简体   繁体   English

如何使用Python类处理RDD?

[英]How to process RDDs using a Python class?

I'm implementing a model in Spark as a python class, and any time I try to map a class method to an RDD it fails. 我在Spark中将模型实现为python类,每当我尝试将类方法映射到RDD时,它都会失败。 My actual code is more complicated, but this simplified version gets at the heart of the problem: 我的实际代码更复杂,但这个简化版本是问题的核心:

class model(object):
    def __init__(self):
        self.data = sc.textFile('path/to/data.csv')
        # other misc setup
    def run_model(self):
        self.data = self.data.map(self.transformation_function)
    def transformation_function(self,row):
        row = row.split(',')
        return row[0]+row[1]

Now, if I run the model like so (for example): 现在,如果我像这样运行模型(例如):

test = model()
test.run_model()
test.data.take(10)

I get the following error: 我收到以下错误:

Exception: It appears that you are attempting to reference SparkContext from a broadcast variable, action, or transforamtion. 例外:您似乎尝试从广播变量,操作或转换引用SparkContext。 SparkContext can only be used on the driver, not in code that it run on workers.
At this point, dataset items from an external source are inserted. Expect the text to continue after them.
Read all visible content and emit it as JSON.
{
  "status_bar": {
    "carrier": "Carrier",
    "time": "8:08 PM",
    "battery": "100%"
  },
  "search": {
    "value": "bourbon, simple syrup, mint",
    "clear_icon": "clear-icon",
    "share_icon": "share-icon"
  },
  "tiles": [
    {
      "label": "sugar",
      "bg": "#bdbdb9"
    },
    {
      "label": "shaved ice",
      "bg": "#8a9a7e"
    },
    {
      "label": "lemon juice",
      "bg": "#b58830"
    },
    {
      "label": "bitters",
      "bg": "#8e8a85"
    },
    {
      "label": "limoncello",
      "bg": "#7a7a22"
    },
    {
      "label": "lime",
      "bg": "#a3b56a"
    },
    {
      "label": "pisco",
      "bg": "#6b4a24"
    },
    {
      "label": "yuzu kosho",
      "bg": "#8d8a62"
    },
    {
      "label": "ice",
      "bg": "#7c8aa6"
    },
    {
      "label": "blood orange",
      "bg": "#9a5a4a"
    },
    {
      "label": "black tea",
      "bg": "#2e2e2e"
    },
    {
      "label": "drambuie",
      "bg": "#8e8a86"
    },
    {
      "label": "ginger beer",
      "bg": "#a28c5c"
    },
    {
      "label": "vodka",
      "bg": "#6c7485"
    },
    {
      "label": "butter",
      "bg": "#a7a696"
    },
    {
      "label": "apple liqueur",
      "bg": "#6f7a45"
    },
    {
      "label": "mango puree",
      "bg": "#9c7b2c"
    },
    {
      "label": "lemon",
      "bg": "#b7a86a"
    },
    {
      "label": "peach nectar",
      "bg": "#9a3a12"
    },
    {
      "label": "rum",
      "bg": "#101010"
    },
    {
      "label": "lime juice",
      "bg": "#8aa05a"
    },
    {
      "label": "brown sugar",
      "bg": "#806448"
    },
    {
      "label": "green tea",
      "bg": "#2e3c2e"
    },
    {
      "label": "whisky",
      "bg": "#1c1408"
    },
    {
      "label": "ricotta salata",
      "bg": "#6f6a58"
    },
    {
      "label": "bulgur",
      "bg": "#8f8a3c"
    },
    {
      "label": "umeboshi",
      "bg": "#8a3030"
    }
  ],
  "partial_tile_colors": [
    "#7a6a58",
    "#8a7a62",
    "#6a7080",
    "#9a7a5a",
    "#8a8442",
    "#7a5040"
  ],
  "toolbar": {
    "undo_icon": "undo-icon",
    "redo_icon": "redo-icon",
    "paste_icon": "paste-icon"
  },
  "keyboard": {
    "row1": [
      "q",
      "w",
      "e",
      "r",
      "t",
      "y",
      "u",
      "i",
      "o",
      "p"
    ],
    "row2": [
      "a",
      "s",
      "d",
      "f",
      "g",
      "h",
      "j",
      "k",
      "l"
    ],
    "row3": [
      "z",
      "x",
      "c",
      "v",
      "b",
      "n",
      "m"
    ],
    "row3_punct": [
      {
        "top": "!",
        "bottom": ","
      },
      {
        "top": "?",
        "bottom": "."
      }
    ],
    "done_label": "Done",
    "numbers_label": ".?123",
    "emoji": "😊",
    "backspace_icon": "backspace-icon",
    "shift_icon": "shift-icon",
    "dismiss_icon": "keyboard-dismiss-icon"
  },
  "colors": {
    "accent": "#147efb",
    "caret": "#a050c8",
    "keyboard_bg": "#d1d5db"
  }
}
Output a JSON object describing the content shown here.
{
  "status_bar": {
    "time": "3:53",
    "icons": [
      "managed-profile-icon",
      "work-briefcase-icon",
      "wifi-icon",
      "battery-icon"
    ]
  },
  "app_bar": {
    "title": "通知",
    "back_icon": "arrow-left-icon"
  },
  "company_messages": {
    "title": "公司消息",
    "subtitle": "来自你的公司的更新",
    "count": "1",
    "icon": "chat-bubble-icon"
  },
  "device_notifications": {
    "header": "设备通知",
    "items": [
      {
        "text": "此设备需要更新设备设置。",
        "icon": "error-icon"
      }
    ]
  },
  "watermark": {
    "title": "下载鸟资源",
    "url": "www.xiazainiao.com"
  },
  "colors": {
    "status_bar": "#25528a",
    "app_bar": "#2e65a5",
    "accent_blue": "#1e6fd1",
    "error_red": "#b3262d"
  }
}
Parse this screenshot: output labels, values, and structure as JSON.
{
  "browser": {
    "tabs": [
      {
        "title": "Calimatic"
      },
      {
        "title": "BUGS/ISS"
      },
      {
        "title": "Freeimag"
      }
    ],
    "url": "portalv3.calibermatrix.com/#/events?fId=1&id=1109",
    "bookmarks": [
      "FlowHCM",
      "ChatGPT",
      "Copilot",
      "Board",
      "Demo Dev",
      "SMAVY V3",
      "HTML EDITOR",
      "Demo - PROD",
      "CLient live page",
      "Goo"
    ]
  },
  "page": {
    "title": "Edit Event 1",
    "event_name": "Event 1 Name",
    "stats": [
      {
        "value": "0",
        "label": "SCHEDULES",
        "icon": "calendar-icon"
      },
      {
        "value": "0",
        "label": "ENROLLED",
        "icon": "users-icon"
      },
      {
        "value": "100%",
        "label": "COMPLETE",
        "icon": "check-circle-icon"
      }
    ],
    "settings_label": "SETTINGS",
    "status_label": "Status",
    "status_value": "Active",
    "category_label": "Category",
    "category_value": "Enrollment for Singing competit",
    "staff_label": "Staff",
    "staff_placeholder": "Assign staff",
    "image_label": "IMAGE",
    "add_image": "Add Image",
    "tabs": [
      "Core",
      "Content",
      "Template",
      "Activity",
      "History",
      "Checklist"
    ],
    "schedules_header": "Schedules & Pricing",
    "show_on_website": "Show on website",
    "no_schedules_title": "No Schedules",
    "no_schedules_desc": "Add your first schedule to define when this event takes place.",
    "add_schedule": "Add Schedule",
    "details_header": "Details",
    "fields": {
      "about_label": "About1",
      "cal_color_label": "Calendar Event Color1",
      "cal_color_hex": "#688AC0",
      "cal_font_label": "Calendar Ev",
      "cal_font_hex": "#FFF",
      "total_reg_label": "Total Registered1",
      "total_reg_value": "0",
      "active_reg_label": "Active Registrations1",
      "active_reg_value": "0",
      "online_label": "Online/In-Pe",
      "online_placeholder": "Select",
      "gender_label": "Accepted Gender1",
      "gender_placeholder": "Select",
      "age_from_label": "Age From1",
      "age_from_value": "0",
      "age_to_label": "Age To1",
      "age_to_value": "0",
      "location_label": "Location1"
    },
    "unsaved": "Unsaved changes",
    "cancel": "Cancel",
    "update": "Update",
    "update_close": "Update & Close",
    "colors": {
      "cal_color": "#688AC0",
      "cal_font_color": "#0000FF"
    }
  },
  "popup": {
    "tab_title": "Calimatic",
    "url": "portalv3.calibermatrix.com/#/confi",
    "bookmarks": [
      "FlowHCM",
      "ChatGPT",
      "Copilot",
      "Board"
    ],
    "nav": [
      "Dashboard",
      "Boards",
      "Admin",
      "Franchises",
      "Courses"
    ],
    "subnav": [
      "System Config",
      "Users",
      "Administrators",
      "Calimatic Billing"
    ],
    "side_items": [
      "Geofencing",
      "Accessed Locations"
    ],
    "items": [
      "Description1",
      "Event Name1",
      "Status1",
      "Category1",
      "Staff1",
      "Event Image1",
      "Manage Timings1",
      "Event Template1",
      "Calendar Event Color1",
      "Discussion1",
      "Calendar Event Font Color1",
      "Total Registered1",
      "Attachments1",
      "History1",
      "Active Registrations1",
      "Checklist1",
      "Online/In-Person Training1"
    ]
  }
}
SparkContext只能在驱动程序上使用,而不能在工作程序上运行的代码中使用。 For more information, see SPARK-5063. 有关更多信息,请参阅SPARK-5063。

I've played with this a bit, and it seems to reliably occur anytime I try to map a class method to an RDD within the class. 我已经玩了一下这个,当我尝试将类方法映射到类中的RDD时,它似乎可靠地发生。 I have confirmed that the mapped function works fine if I implement outside of a class structure, so the problem definitely has to do with the class. 我已经确认,如果我在类结构之外实现,映射函数可以正常工作,所以问题肯定与类有关。 Is there a way to resolve this? 有办法解决这个问题吗?

Problem here is a little bit more subtle than using nested RDDs or performing Spark actions inside of transformations . 这里的问题比使用嵌套的RDD或在转换中执行Spark动作更微妙。 Spark doesn't allow access to the SparkContext inside action or transformation. Spark不允许访问SparkContext内部操作或转换。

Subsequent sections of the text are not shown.